Le Conseil des droits de l’Homme a reconnu les orientations du Haut-commissariat aux droits de l’Homme, notamment les principes et directives recommandés sur les droits de l’Homme aux frontières internationales et les principes et directives relatifs aux droits de l’Homme des migrants en situation de vulnérabilité. Le Conseil des droits de l’Homme a adopté une déclaration du président du Conseil sur la protection des droits de l’Homme des migrants en mer (2014) et des résolutions sur les migrants en transit (2015), les migrants et réfugiés en déplacements massifs (2016) et les situations de vulnérabilité (2021).

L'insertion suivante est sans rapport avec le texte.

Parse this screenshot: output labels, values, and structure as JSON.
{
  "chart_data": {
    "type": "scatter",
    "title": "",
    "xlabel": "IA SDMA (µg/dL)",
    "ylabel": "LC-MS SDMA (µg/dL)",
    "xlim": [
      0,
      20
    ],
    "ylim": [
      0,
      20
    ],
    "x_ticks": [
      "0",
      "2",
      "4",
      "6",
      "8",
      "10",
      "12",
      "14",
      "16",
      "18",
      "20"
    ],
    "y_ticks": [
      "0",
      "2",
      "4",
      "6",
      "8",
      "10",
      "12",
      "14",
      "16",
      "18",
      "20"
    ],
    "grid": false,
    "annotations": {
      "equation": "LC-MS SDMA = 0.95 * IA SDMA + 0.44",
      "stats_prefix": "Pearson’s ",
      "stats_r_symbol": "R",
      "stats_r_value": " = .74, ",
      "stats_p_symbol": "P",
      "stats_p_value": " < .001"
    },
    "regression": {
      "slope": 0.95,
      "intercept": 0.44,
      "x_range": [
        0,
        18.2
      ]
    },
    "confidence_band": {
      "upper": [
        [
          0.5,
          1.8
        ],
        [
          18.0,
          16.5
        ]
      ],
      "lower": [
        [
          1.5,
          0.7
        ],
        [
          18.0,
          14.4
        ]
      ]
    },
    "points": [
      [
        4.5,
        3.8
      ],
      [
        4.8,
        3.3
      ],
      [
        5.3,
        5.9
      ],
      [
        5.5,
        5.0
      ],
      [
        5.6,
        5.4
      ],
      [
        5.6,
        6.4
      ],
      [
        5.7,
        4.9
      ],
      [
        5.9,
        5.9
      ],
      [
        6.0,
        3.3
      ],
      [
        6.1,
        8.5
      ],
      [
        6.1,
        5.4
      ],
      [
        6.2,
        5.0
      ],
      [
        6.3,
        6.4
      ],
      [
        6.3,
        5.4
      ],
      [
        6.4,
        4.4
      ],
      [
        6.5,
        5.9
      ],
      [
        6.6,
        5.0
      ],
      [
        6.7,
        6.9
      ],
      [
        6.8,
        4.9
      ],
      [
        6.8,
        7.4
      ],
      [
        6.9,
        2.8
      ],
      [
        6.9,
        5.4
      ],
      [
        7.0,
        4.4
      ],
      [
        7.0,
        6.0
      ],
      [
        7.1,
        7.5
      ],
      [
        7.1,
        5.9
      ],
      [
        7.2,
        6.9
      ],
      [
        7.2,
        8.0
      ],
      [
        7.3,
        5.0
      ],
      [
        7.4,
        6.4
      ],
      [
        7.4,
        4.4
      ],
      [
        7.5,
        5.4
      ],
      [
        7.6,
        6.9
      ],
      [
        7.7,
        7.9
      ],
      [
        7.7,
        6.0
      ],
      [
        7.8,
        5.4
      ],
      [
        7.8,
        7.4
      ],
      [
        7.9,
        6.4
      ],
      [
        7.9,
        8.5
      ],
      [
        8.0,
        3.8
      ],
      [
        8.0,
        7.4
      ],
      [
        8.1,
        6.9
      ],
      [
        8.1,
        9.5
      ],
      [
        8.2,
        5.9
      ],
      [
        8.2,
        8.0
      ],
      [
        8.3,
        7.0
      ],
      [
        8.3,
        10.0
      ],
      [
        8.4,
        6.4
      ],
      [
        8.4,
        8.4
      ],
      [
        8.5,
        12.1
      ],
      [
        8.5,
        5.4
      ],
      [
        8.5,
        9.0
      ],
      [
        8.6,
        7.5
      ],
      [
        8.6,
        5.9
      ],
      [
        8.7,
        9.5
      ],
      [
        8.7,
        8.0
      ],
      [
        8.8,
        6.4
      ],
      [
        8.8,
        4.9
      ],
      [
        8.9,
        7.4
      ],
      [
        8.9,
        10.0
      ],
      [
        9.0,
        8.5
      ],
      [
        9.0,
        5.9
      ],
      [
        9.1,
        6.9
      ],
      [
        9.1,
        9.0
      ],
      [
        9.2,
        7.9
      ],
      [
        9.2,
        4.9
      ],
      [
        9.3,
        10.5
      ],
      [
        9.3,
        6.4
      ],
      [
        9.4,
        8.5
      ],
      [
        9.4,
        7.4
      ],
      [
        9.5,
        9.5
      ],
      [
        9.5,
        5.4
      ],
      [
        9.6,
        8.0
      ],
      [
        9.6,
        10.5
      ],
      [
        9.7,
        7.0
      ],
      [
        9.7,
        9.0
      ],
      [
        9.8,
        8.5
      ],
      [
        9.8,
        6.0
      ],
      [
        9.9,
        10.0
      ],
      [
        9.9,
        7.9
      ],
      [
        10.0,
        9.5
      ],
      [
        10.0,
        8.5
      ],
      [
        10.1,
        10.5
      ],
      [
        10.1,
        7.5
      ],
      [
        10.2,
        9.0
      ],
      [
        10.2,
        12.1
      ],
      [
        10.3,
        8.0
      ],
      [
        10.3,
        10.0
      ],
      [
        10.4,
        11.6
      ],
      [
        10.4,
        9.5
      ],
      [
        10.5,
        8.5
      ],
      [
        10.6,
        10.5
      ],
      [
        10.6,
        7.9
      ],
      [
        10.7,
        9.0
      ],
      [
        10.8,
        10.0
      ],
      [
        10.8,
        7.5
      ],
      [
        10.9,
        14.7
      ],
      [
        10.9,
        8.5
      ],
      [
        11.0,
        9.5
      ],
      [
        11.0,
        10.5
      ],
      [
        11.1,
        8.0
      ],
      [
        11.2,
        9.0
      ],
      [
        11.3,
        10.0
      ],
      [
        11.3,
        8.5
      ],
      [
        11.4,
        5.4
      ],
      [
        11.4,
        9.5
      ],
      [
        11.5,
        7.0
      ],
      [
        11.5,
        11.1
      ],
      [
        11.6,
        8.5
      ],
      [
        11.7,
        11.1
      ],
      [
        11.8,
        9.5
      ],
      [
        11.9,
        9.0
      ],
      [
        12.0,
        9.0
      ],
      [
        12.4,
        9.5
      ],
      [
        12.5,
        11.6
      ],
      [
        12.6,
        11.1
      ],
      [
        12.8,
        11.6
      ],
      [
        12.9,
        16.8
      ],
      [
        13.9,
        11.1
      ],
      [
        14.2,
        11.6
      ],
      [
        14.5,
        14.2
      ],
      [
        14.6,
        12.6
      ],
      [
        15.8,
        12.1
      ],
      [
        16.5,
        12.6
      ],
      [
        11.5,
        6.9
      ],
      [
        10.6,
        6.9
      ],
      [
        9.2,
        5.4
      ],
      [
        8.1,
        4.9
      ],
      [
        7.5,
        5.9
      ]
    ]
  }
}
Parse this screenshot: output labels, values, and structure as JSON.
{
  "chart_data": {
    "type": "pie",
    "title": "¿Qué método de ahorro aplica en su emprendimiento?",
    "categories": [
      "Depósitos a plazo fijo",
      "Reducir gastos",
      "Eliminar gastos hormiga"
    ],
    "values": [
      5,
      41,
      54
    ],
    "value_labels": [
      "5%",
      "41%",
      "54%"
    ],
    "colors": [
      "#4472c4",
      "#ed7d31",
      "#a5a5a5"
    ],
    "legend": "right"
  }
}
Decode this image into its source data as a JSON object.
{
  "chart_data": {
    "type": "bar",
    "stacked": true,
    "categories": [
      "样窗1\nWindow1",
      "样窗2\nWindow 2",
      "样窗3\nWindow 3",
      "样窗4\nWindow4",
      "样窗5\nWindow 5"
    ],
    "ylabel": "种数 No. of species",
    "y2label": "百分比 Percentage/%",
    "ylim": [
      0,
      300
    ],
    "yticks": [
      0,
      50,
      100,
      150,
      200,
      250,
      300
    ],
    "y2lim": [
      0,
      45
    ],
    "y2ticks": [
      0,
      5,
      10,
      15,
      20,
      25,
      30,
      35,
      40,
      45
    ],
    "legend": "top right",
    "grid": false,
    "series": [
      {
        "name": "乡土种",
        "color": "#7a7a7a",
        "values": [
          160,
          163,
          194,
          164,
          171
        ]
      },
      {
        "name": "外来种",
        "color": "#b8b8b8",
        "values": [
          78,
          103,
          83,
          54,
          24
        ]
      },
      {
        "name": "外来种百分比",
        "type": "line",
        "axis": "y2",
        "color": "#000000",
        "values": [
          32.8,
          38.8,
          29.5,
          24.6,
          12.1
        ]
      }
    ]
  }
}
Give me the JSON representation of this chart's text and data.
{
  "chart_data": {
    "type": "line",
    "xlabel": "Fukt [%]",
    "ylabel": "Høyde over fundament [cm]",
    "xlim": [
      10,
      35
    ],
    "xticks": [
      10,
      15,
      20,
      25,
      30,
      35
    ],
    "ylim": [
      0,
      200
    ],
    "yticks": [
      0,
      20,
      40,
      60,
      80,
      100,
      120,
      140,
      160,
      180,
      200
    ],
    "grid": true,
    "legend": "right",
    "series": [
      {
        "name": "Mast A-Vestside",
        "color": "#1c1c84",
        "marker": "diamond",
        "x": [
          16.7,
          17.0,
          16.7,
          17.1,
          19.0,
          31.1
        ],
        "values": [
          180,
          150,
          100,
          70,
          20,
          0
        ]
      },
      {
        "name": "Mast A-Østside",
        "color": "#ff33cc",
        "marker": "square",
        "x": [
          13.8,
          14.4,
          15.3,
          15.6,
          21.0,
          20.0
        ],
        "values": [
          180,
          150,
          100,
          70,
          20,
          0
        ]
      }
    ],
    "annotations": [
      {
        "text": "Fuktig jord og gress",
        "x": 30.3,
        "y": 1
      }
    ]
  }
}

Le Conseil a également appelé les Etats à « faire en sorte que les auteurs de violations des droits de l’Homme aux frontières aient à répondre de leurs actes et que les victimes obtiennent réparation et d’adopter une approche fondée sur la justice raciale, notamment en adoptant des politiques visant à lutter contre le racisme structurel dans la gestion des flux migratoires internationaux » (2022).

Malgré cela, de graves violations des droits humains se poursuivent sans relâche et en toute impunité.

Une réponse nouvelle et plus forte s’appuyant sur les travaux du Rapporteur spécial et les complétant est nécessaire.

À la lumière de l’ampleur, de la gravité et de la nature mondiale de ce manque de respect, de protection et de réalisation des droits humains de toutes les personnes, quel que soit leur statut migratoire, nous appelons vos gouvernements à assurer une réponse appropriée du Conseil des droits de l’Homme en créant un mécanisme de surveillance international indépendant en vue d’entreprendre une enquête mondiale sur les décès, les disparitions forcées, la torture et les autres violations graves des droits humains subies par les personnes en transit à travers les frontières internationales, notamment à la suite de renvois et d’expulsions collectives, et afin de contribuer à la responsabilisation et à la réparation pour les victimes et leurs familles.

Ce mécanisme de surveillance indépendant contribuerait à la prévention de violations et à la l’obligation de rendre des comptes en rendant compte de ses conclusions et en fournissant des recommandations sur des mesures de suivi solides aux niveaux national, régional et international, notamment en s’attaquant aux causes profondes des violations et au rôle de la discrimination raciale dans la gestion des migrations internationales, afin d’assurer un recours aux victimes et de mettre fin à ces pratiques et au climat d’impunité entourant les graves violations des droits humains aux frontières et en transit.